MARANHÃO NEWS

14 dezembro, 2015

No Piauí delegado defende a imprensa e diz: 'não darei ouvido a fuxicos políticos'

Jarbas Lima critica futricas e diz que há situações de real demanda na região dos cerrados


Responsável pelo maior município em termos de área, e por uma das maiores regionais do estado, também em termo de área, com crimes pesados acontecendo, o delegado titular da Delegacia Regional de Uruçuí, Jarbas Lima, disse ao 180- que esteve na cidade última sexta-feira e sábado, colhendo informações sobre os mais variados assuntos - que não vai deixar os “fuxicos políticos” atrapalharem o seu trabalho.

Consciente do papel da imprensa na divulgação de informações de interesse público, o delegado se referia ao Boletim de Ocorrência que tem como noticiante a secretária de Administração do governo de Uruçuí, Clélia Marisco, contra o Portal Vitrine, só porque este cobrou explicações para um valor em específico constante da folha de pagamento da prefeitura.

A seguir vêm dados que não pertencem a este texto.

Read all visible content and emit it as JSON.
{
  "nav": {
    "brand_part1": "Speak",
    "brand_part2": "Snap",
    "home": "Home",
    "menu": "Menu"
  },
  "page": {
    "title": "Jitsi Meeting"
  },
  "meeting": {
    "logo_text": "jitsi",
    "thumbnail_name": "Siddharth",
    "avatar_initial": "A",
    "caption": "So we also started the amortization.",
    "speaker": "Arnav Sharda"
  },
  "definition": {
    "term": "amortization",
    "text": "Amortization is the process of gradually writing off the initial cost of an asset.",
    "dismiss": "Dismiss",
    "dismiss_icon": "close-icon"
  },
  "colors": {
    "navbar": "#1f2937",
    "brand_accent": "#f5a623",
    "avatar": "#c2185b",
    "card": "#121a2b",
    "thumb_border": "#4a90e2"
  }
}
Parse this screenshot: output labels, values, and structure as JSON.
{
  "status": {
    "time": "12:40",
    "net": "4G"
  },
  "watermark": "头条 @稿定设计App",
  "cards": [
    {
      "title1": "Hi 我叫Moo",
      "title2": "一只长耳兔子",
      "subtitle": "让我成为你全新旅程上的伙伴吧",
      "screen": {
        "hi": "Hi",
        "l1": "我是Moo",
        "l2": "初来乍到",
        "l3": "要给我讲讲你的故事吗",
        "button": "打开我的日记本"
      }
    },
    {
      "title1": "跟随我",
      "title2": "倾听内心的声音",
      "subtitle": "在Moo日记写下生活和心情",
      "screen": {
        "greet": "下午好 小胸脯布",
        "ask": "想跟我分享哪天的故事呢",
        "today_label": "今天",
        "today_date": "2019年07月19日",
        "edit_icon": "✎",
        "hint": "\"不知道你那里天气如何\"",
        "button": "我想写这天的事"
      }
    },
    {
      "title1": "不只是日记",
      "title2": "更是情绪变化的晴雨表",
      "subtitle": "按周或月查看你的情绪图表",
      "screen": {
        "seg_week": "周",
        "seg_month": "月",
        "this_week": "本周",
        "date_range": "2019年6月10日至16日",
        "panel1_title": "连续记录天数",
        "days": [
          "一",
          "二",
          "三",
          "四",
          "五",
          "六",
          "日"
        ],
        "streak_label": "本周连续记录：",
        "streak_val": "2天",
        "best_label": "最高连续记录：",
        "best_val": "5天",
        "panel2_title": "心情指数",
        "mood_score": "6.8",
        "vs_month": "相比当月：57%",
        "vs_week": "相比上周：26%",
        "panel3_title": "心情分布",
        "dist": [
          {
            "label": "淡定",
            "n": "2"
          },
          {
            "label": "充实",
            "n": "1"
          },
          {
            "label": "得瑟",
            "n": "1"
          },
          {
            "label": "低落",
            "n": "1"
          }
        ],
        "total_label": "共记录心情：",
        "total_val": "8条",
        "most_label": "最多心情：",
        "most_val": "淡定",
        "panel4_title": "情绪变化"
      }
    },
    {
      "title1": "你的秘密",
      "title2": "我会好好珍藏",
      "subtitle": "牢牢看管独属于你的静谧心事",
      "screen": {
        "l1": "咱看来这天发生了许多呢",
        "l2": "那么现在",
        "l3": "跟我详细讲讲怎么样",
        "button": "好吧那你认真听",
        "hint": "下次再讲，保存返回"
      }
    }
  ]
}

O ato foi, nitidamente, para intimidar o responsável pelo Portal RV, Rodrigo Quixabeira. O delegado Jarbas Lima, entretanto, que é nitidamente sensível ao papel da imprensa, disse que tem casos de real importância para atuar, que são estupro, tráfico de drogas, disputa de terras e outros mais, e não pode estar dando ouvidos a assuntos menores.

DONO DE PORTAL FOI INTIMADO SEM CONHECIMENTO DO DELEGADO
Rodrigo Quixabeira chegou a ser intimado a depor, mas o ato de convocar o dono do Portal RV para se apresentar à delegacia, acabou por, supostamente, revelar o DNA de agentes da Prefeitura que estão emprestados ao órgão do estado.

Lá na delegacia, comandada por Jarbas Lima, existem quatro servidores cedidos pela prefeitura, dois concursados da prefeitura e dois somente comissionados, também pagos pelo governo municipal. E um desses servidores mandou a intimação para o dono do portal de notícias.

“Ele fez a intimação e enviou, mas esse servidor não foi autorizado a fazer essa intimação sem o meu conhecimento”, disse Jarbas Lima.

PODE PARAR O MUNDO... ALGUÉM TEM QUE DESCER...
Ora, como é que uma secretária de governo municipal, como Clélia Marisco, se dirige a uma Delegacia de Polícia, já abarrotada por demandas, para ‘denunciar’ um comunicador, no pleno exercício da liberdade de comunicação, que engloba a de imprensa, só porque ele ousou cobrar explicações sobre recursos públicos que não constavam de forma mais detalhada em uma folha de pagamento da prefeitura de Uruçuí?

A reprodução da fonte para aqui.